I was looking at something erlier and it mentioned that back 1776 when our founding fathers were establishing an official language English hedged out German by one vote. I seem to remember reading something similar before somwhere( I dont remember where), but my thing is I am not so sure we even have an official language and if we did were there that many german speakers around to give English a run for its money?
The USA does not have an official language.
There were, in the past, a significant number of German speakers in the US. There are still quite a few.
No, we don’t, and if we did, German wouldn’t be in it. Snopes is your friend:
http://www.snopes.com/language/apocryph/german.htm
(Note:while there is no “Official Language of the United States,” all proceedings of Congress are published in English, and most government business is transacted in English)
I know that English has been made the official language of several states. However, although it is the de facto official language of the country, it is not official.
Cecil did an article on this here
Although English was never made the official language of the USA, it is interesting to note that an understanding of English is a requirement for becoming a naturalized citizen with a couple of exceptions.[
URL]http://www.immigration.gov/graphics/services/natz/general.htm
English is, by ordinary regulation, the language of legal record of the three branches of the Government, with the provision that translation will be made if it is absolutely necessary that anything in another language needs to be introduced into the record; or if it’s necessary to protect a person’s rights (e.g. at their trial). It is also, by fact of history, the common language of American society. That’s about all that’s needed, really, proclaiming it an official national language adds nothing.
Not only has English been made the official language of some of the states, there are also other languages which have been made official languages of some of the states–and sometimes those two sets of states overlap. For example, Hawaii has two official languages: English & Hawaiian.

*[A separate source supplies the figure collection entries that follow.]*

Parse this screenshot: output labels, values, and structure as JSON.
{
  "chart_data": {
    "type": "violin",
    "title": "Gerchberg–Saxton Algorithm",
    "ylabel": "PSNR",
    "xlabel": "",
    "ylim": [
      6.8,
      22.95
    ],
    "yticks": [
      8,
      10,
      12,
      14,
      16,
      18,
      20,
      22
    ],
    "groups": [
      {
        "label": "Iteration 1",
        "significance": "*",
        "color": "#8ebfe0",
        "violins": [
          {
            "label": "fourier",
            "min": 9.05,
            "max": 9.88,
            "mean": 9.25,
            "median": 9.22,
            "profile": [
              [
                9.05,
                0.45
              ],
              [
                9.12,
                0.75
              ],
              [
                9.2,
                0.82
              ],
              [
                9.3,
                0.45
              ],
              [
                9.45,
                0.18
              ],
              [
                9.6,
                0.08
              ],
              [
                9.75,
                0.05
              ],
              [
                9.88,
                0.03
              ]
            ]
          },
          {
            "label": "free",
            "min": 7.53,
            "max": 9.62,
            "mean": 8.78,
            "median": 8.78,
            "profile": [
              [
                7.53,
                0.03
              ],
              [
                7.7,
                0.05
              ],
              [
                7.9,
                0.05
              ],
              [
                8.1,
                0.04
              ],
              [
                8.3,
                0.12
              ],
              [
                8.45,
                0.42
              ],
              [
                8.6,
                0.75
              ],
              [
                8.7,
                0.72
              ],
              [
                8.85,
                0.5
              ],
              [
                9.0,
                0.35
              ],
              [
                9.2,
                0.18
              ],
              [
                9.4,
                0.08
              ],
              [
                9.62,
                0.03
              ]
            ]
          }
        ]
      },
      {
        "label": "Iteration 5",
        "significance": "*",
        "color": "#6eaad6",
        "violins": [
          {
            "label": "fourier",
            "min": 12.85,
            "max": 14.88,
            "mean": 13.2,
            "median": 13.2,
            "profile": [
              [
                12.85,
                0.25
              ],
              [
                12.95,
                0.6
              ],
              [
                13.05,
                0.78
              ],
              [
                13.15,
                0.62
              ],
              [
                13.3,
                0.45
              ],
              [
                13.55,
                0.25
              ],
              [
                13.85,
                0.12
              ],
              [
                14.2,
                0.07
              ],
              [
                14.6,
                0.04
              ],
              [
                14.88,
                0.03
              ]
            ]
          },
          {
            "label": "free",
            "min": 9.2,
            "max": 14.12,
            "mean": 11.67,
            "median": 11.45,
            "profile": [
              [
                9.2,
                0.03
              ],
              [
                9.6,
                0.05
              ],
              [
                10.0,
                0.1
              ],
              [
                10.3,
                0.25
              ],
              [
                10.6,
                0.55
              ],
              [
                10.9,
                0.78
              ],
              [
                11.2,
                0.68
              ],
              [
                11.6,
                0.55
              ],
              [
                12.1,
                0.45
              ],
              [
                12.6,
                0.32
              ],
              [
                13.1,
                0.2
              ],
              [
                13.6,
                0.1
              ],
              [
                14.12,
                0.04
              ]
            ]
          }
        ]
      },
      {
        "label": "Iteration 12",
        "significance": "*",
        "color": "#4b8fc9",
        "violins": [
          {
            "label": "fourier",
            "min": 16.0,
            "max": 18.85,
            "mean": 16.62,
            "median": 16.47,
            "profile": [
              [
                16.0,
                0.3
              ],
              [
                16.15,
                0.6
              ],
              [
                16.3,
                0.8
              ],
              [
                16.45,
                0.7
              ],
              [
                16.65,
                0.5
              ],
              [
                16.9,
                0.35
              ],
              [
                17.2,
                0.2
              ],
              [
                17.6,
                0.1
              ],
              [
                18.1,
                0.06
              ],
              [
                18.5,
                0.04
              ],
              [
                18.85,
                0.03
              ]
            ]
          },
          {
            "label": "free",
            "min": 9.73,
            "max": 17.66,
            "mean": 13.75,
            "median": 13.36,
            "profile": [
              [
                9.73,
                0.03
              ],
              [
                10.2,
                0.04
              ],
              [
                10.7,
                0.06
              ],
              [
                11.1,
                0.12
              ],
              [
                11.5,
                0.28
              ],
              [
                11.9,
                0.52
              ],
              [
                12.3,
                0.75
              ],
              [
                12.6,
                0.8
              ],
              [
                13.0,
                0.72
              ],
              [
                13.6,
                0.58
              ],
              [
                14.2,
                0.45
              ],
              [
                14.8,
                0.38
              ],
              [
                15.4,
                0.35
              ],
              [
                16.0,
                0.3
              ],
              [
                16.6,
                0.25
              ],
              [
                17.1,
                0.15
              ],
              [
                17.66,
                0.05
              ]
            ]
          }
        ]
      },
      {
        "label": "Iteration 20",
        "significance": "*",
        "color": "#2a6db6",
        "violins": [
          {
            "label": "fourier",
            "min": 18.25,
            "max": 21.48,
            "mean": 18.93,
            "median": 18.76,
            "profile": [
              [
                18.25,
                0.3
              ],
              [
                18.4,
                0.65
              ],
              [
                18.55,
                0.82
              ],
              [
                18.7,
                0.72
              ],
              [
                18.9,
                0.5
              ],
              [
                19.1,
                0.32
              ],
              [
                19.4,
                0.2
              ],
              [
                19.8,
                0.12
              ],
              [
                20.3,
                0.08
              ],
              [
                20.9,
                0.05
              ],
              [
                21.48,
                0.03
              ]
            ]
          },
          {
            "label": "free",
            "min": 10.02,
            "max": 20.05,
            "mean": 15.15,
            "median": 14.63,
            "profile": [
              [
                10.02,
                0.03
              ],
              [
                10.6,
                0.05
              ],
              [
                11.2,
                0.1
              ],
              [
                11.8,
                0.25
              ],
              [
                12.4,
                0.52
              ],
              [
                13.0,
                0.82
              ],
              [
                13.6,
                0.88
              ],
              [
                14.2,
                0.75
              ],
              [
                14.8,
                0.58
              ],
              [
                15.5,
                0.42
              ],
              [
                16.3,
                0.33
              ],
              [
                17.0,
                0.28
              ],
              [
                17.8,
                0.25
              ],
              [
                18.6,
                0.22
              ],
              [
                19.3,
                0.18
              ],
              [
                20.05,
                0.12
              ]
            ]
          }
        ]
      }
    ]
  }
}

Cool, I did not know that about Hawaii. Any other states that anyone knows about?
Spanish is an official language of New Mexico, I think.
The odd thing is that a state having an “official language” on the books may not mean as much as some might claim. Indiana’s “official language” is English. However, parts of the state with larger Spanish-speaking populations (for Indiana) are making accomodations without anybody raising much “official language” stink.
In practice, if a certain number of people in the federal census answer that they speak x language as their first language in the home, certain election materials must be published bu the state (for state elections) in that language. So in MA, we had mostly English with some Spanish, Vietnamese, Creole, Polish, Russian, Hmong, and Portugese booklets to give out at the polling places; the Spanish books were everywhere but the rest were, if we did it right, concentrated in the census tract were the language was reported spoken. It was very tricky sometimes and you’d get a) people complaining about the expense of the Spanish books with semi-racist overtones, and b) groups like Italian-Americans complaining–in perfect English–that their groups deserved them too. Sorry folks, too many of you speak English!
Oh yeah, how about Puerto Rico, doesn’t it have English and Spanish as official, ie used in government docs? How about Guam, with English and Chamorro?
As a New Mexican, I can assure you that you are correct.
Not a state, but Puerto Rico’s Constitution declares English and Spanish to be the official languages of the government there.
Actually our dual “official” languages are statutory, rather than Constitutional. In '91 an administration with cultural-purist leanings passed a law rendering Spanish as the sole official language of the Commo. Government, but that got revoked and English/Spanish reinstated within 2 years when a different administration got voted in (and the howling protest from the Usual Suspects would have made people believe we were being ordered to speak Swedish!).